Over the last five years or so, the pharse "If it slips, where's it gonna go" has come into common usage among wood carvers, especially those who teach. Although written about carpentry tools in general, the pharse has become known as The Woodcarver's Mantra.
Today many carvers are unaware of the story behing the Mantra. I stumbled across a copy of the original posting while reviewing some old files, and after a bit of detective work, was able to contact the author, Steve LaMantia of Seattle, WA.
As sometimes happens, Steve had almost forgotten posting the safety note, which at the same time was a tribute to his grandfather. With Steve's kind permission, WOM is delighted to reprint the original posting, along with photos of Steve and his Grandpa, John Johansen.

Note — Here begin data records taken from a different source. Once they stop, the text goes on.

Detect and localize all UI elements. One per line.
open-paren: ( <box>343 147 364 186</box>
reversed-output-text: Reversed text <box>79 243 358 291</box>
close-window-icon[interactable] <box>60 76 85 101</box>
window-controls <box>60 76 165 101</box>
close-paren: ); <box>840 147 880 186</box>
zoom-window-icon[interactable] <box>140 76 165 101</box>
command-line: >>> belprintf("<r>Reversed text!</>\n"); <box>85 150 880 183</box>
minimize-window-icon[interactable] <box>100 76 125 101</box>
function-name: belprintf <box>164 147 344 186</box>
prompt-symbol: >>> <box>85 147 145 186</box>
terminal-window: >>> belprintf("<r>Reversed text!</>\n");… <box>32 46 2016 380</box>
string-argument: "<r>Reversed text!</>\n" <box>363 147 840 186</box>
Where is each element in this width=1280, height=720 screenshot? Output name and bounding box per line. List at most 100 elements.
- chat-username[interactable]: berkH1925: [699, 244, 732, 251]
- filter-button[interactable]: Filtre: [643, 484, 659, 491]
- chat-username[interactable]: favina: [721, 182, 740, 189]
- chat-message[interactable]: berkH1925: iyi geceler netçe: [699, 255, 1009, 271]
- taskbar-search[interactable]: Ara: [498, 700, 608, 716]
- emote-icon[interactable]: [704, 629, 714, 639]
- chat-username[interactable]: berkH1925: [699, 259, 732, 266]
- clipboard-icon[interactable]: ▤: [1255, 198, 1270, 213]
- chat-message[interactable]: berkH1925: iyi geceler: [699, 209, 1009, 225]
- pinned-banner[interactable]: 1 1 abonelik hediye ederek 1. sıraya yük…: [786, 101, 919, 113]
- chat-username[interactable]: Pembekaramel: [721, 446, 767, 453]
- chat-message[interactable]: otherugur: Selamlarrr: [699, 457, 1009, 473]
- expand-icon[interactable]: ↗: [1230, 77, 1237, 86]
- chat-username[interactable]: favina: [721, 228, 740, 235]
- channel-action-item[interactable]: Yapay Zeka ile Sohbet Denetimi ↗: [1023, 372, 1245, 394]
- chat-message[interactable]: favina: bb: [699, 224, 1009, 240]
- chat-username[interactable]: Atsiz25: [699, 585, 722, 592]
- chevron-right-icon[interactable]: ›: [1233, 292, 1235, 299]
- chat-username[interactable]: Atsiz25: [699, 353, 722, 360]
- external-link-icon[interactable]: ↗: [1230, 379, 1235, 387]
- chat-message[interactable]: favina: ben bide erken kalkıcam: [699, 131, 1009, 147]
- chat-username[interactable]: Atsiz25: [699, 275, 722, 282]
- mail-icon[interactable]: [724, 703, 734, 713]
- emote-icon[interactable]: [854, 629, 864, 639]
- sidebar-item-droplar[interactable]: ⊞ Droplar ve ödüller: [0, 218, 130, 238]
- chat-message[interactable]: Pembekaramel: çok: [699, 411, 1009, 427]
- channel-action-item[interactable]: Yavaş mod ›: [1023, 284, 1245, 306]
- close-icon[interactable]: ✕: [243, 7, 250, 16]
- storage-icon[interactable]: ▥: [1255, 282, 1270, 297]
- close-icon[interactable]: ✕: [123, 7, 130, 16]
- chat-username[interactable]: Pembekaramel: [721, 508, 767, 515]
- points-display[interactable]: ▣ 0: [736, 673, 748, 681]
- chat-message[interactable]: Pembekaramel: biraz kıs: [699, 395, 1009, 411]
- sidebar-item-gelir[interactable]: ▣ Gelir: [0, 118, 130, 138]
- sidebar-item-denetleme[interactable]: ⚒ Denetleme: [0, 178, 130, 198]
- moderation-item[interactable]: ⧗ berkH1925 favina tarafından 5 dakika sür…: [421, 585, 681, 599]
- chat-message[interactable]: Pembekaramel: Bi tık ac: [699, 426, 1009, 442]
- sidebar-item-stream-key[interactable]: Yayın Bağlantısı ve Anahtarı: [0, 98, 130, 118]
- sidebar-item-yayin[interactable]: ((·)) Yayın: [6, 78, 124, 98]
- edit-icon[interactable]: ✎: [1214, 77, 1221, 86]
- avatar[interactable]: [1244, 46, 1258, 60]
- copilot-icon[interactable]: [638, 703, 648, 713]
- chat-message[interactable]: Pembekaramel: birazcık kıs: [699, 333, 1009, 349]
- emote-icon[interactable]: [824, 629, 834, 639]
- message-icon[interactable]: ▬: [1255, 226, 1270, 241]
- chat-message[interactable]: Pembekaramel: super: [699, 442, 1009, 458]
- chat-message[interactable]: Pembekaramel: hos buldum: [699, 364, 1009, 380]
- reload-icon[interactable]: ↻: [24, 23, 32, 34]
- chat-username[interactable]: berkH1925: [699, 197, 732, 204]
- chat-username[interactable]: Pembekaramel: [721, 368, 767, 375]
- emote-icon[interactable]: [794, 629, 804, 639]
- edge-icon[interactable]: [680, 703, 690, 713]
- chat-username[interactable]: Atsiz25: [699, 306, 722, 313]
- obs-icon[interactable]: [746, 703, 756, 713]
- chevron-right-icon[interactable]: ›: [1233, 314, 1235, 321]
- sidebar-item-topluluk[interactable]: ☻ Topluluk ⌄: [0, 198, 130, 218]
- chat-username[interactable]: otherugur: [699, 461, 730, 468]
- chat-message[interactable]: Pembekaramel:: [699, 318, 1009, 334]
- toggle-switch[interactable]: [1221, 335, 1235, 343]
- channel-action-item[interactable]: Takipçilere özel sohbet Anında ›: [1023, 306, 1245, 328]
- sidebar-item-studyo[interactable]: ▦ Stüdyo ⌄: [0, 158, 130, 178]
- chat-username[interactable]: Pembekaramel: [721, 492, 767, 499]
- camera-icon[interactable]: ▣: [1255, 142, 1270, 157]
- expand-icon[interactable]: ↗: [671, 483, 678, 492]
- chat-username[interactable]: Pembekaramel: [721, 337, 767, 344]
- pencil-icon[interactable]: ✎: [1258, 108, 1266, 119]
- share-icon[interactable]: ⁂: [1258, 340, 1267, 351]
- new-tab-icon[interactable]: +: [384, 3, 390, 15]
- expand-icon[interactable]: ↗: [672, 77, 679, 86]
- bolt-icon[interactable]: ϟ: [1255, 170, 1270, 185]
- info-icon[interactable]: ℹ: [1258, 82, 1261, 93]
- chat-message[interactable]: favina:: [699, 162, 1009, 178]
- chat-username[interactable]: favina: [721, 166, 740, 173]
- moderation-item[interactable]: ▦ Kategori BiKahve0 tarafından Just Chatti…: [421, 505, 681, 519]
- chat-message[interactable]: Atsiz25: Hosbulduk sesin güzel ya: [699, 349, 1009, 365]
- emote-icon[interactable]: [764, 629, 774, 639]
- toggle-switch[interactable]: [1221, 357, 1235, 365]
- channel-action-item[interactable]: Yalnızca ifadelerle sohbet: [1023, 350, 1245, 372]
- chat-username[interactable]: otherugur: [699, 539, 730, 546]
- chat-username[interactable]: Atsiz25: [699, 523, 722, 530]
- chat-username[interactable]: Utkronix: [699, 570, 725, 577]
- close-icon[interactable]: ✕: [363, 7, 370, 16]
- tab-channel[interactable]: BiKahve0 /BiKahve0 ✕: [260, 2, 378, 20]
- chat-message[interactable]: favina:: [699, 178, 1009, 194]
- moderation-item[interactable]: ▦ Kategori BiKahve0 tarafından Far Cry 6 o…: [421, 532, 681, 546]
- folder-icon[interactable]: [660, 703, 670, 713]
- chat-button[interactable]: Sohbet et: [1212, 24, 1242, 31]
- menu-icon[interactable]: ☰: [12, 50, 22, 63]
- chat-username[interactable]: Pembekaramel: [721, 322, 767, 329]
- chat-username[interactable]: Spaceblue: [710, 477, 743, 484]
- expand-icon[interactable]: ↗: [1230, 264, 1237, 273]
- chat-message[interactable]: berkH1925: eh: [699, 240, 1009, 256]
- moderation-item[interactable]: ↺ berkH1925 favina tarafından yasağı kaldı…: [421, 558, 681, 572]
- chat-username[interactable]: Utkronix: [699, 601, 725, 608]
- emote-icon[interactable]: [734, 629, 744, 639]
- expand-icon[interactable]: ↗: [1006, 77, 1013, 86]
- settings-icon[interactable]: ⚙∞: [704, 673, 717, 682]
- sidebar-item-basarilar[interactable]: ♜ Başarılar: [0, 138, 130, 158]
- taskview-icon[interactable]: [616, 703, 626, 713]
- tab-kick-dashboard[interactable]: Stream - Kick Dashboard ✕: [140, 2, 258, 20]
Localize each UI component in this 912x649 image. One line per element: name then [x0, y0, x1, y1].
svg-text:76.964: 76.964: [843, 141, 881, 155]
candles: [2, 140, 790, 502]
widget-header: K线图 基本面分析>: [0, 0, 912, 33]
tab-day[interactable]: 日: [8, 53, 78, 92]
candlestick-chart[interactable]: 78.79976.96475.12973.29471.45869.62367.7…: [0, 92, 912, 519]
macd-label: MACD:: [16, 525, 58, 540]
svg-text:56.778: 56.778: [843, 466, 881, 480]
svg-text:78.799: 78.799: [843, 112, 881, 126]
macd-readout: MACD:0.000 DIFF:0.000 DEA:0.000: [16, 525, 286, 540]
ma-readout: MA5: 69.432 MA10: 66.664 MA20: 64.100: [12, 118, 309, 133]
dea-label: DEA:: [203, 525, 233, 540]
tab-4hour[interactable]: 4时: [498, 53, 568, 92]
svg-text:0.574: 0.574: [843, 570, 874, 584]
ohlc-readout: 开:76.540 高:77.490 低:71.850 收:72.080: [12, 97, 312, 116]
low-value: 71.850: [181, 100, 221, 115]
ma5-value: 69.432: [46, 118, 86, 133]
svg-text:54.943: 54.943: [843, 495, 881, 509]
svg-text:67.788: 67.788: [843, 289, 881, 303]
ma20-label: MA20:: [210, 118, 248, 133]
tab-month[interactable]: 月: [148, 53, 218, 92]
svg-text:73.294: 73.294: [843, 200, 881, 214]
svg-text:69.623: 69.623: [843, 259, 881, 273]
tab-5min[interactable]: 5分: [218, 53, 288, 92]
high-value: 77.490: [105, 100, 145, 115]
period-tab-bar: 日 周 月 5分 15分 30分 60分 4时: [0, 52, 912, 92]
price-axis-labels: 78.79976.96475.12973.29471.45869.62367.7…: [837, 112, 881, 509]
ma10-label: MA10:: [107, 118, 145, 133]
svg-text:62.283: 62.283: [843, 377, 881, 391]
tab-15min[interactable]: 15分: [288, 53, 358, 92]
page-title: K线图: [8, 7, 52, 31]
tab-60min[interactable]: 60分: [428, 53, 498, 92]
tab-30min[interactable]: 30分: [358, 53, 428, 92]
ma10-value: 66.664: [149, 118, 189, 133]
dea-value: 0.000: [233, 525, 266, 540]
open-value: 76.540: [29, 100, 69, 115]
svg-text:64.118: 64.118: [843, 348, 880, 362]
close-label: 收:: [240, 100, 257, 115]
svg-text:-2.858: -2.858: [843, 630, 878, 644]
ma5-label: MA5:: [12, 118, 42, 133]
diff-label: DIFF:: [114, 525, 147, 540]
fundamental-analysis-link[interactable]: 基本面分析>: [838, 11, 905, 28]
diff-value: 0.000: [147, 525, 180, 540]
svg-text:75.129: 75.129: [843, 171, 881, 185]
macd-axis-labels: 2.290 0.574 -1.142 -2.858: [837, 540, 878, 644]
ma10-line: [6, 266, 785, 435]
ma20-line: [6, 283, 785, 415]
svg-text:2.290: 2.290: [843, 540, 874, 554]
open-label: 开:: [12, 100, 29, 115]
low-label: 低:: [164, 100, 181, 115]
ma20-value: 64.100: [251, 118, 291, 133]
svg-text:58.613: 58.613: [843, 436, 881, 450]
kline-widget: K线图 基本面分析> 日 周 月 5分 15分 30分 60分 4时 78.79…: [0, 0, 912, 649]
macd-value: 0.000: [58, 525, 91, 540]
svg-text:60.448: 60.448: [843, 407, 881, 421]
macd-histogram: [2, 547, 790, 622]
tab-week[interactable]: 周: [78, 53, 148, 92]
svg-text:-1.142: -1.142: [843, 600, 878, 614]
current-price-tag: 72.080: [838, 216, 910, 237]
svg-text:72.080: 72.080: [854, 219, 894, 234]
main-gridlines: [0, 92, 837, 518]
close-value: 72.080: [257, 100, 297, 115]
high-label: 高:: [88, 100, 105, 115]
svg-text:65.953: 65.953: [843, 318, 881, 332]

My grandpa was a carpenter. (Why does that sound like a song title?) Although I was too much of a typical scatterbrained kid to learn a *real* lot from him -- just some basic skills was all I had the patience for -- one of the most valuable lessons he taught me was this:
As I write this, I can still hear his voice saying it. He must have said it to me a thousand times, which was about five times more than really necessary. His point, of course, was that when working with any tools, it's always good to visualize the accident that's going to jump out and gitcha when something slips (chisel, handplane, knife, hammer, et al).
Estimate where the tool's going to go when it goes too far or veers off course, and then make sure there are no parts of your body ( or power cords, or children) present in that location. Don't assume nothing will slip, because the cosmos are watching and the cosmos have a sick sense of humor and as soon as you make that assumption, guess what's gonna happen to you?
Very simple concept, actually, and after early on forgetting it two or so times to my extreme physical detriment, discomfort and inconvenience, I've learned to make it my mantra whenever beginning a cut or any other process. It sounds simple, even silly, I realize; still, it's saved me grief many times so far.
Your ten-fingered, two-eyed, not-too-badly-scarred, still walking/talking and fully sentient grandson, Steve.